Wednesday, December 1, 2021

Assembly Bill 1311 Brings New Hope to CRV Recycling for Rural Areas

Posted By on Wed, Dec 1, 2021 at 6:19 AM

click to enlarge Hambro Recycling in Crescent City. - COURTESY OF RANDY SCOTT
  • Courtesy of Randy Scott
  • Hambro Recycling in Crescent City.
California rural counties will have new tools to make California Redemption Value (CRV) recycling easier now that Gov. Gavin Newsom has signed North Coast Assemblymember Jim Wood’s CRV bill.

AB1311 makes changes to the state's recycling law to better meet the CRV recycling demands of California’s rural counties by allowing CRV redemption centers to operate by appointments, when necessary, and introduce bag-drop off CRV recycling as well as allowing those centers to operate for less than 30 hours per week, options previously not allowed under California's Bottle Bill.

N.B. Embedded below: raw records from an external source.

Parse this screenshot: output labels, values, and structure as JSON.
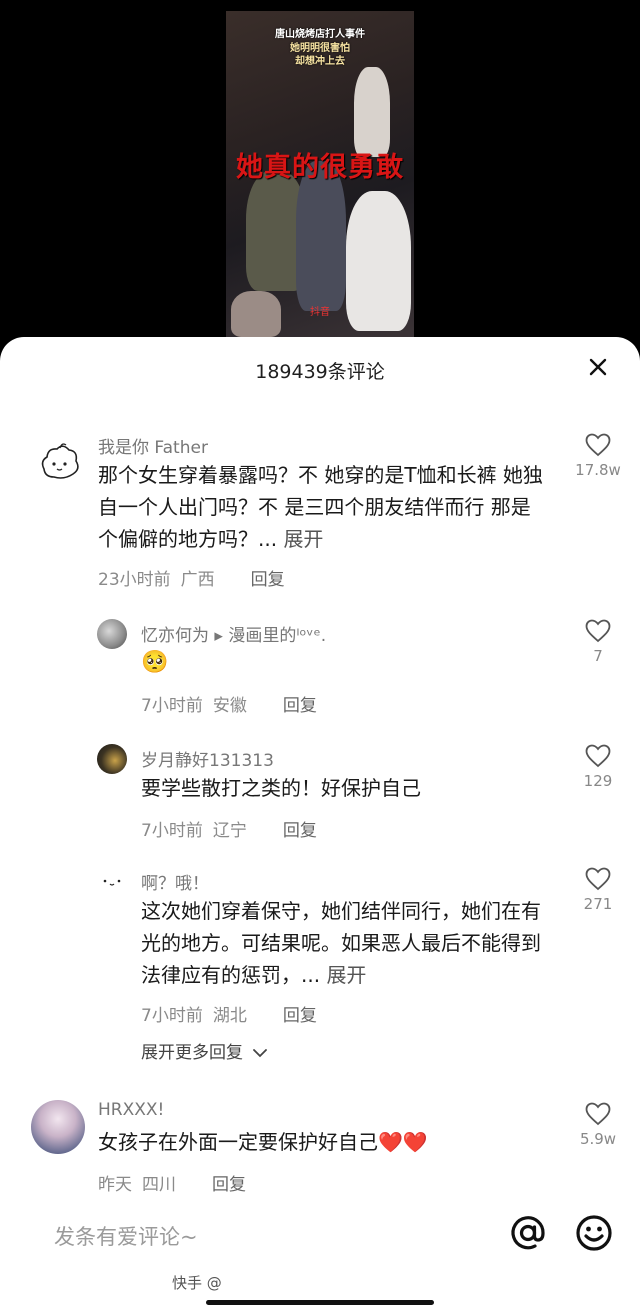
{
  "video": {
    "caption_line1": "唐山烧烤店打人事件",
    "caption_line2": "她明明很害怕",
    "caption_line3": "却想冲上去",
    "big_text": "她真的很勇敢",
    "small_text": "抖音"
  },
  "panel": {
    "title": "189439条评论",
    "close_icon": "close-icon"
  },
  "comments": [
    {
      "username": "我是你 Father",
      "text": "那个女生穿着暴露吗？不 她穿的是T恤和长裤 她独自一个人出门吗？不 是三四个朋友结伴而行 那是个偏僻的地方吗？... ",
      "expand": "展开",
      "time": "23小时前",
      "location": "广西",
      "reply": "回复",
      "likes": "17.8w"
    },
    {
      "username": "忆亦何为 ▸ 漫画里的ᴵᵒᵛᵉ.",
      "text": "🥺",
      "time": "7小时前",
      "location": "安徽",
      "reply": "回复",
      "likes": "7"
    },
    {
      "username": "岁月静好131313",
      "text": "要学些散打之类的！好保护自己",
      "time": "7小时前",
      "location": "辽宁",
      "reply": "回复",
      "likes": "129"
    },
    {
      "username": "啊？哦！",
      "text": "这次她们穿着保守，她们结伴同行，她们在有光的地方。可结果呢。如果恶人最后不能得到法律应有的惩罚，... ",
      "expand": "展开",
      "time": "7小时前",
      "location": "湖北",
      "reply": "回复",
      "likes": "271"
    },
    {
      "username": "HRXXX!",
      "text": "女孩子在外面一定要保护好自己❤️❤️",
      "time": "昨天",
      "location": "四川",
      "reply": "回复",
      "likes": "5.9w"
    }
  ],
  "more_replies": "展开更多回复",
  "input": {
    "placeholder": "发条有爱评论~"
  },
  "watermark": "快手 @"
}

The bill comes as Humboldt County has spent over a year without a certified CRV redemption center after the Humboldt Waste Management Authority shuttered its CRV services following an overwhelming demand that caused traffic hazards on Broadway in September of 2020.

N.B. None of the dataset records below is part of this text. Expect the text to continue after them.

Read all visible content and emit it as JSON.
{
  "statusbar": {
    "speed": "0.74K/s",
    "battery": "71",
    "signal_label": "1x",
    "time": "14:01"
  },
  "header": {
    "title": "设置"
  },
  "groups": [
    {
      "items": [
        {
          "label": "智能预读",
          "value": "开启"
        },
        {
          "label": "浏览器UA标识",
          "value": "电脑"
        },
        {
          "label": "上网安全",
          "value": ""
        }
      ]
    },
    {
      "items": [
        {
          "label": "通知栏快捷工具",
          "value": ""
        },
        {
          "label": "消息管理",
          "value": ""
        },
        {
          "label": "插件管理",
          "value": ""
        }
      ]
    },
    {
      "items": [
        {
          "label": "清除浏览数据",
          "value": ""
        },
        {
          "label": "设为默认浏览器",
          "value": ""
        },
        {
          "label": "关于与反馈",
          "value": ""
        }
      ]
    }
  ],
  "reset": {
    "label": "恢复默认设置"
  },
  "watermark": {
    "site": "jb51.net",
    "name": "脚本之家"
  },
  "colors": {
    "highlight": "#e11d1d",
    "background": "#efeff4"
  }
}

HWMA went to the California Department of Resources Recycling and Recovery (Cal Recycle) and asked to be allowed to set up appointments to meet the demand but Cal Recycle denied the request because the department only enforces state law and can’t make any exceptions. The state law is extremely strict and, at the time, only allowed for walk-in CRV drop-offs.

When the county lost its last CRV redemption center, the responsibility fell to grocers to collect, store, transport and redeem the 5 to 10 cent deposits paid by customers at the time of purchase, regardless of the original buying location.

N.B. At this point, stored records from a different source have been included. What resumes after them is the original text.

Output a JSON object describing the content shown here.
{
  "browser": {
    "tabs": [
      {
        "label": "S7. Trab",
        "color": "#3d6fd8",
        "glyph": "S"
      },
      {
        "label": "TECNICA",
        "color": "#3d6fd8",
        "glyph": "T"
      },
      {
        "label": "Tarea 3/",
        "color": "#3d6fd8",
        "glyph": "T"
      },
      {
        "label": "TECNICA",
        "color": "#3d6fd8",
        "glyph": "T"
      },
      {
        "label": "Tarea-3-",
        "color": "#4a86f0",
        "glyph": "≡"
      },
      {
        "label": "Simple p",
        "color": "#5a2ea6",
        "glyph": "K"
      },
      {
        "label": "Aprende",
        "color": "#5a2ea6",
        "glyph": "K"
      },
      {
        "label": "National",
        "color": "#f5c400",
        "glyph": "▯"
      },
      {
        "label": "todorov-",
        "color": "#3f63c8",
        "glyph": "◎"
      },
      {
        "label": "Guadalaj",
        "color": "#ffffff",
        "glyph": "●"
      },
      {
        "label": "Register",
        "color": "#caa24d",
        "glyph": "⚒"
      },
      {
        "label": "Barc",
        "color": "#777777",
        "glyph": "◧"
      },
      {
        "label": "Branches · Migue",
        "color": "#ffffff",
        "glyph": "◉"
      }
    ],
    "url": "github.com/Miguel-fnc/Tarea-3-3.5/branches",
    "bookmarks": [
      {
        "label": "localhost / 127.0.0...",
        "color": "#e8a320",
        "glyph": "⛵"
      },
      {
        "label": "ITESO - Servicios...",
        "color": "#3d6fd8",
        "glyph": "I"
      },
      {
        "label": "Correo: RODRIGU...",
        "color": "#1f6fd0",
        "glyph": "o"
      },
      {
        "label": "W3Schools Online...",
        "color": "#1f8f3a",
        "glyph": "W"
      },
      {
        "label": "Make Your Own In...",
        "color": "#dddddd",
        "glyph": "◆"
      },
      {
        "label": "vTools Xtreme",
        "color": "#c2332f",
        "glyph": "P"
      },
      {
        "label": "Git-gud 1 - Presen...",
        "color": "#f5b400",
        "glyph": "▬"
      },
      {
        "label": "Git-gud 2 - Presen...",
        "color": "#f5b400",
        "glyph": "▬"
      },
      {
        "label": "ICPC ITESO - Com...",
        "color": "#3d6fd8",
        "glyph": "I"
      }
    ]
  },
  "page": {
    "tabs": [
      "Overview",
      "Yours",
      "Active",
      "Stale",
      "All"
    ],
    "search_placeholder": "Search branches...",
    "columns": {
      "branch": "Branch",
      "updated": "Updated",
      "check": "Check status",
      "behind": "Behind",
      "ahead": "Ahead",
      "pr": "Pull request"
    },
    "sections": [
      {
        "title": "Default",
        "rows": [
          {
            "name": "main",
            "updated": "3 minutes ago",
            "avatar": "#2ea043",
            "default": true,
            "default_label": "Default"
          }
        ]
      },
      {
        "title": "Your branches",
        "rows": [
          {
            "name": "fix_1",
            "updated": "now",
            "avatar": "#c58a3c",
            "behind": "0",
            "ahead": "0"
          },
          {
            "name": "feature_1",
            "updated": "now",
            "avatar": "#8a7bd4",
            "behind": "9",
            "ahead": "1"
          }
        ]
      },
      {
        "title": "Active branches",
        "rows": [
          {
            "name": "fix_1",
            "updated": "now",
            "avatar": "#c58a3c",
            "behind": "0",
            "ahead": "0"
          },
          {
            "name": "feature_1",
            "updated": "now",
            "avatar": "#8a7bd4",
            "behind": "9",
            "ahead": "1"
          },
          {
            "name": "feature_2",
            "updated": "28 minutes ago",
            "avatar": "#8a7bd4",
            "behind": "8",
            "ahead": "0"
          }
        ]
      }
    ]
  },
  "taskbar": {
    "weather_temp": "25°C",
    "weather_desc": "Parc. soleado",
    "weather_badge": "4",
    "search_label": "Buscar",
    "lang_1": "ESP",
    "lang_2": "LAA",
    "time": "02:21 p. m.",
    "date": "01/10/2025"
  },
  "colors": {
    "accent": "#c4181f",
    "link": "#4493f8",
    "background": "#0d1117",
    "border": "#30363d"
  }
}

“The bottle bill is really prescriptive and (doesn’t allow for) a whole lot of flexibility, and Humboldt County is like the cradle of the recycling movement in California," Wood told the Journal. "The Arcata Recycling Center started there, my predecessor was a part of the effort, they go way way back, and then, suddenly, we found ourselves in this situation where we don’t have a single recycling center that's available to take redemptions back. It's been a gradual erosion of the financial viability of recycling in California.

 “The Bottle Bill is complicated, there are big dollars at stake for some people and for (Humboldt) retailers and folks that are trying to do the right thing to get that redemption back that they paid, it’s really frustrating that there aren’t any facilities to accept it,” he says.

Under the Bottle Bill, if grocers and retailers don’t or can’t collect CRV containers they must pay a fee of $100 per day, adding up to $3,000 per month and $36,000 a year. For small business retailers, $36,000 a year is a large sum. So, despite being listed under Cal Recycle’s in-store redemption list, some retailers chose not to redeem recycling while others limited the days, times and the number of containers they could redeem — all going against the state law which requires stores not limit the number of containers nor the times that CRV redemption services are open.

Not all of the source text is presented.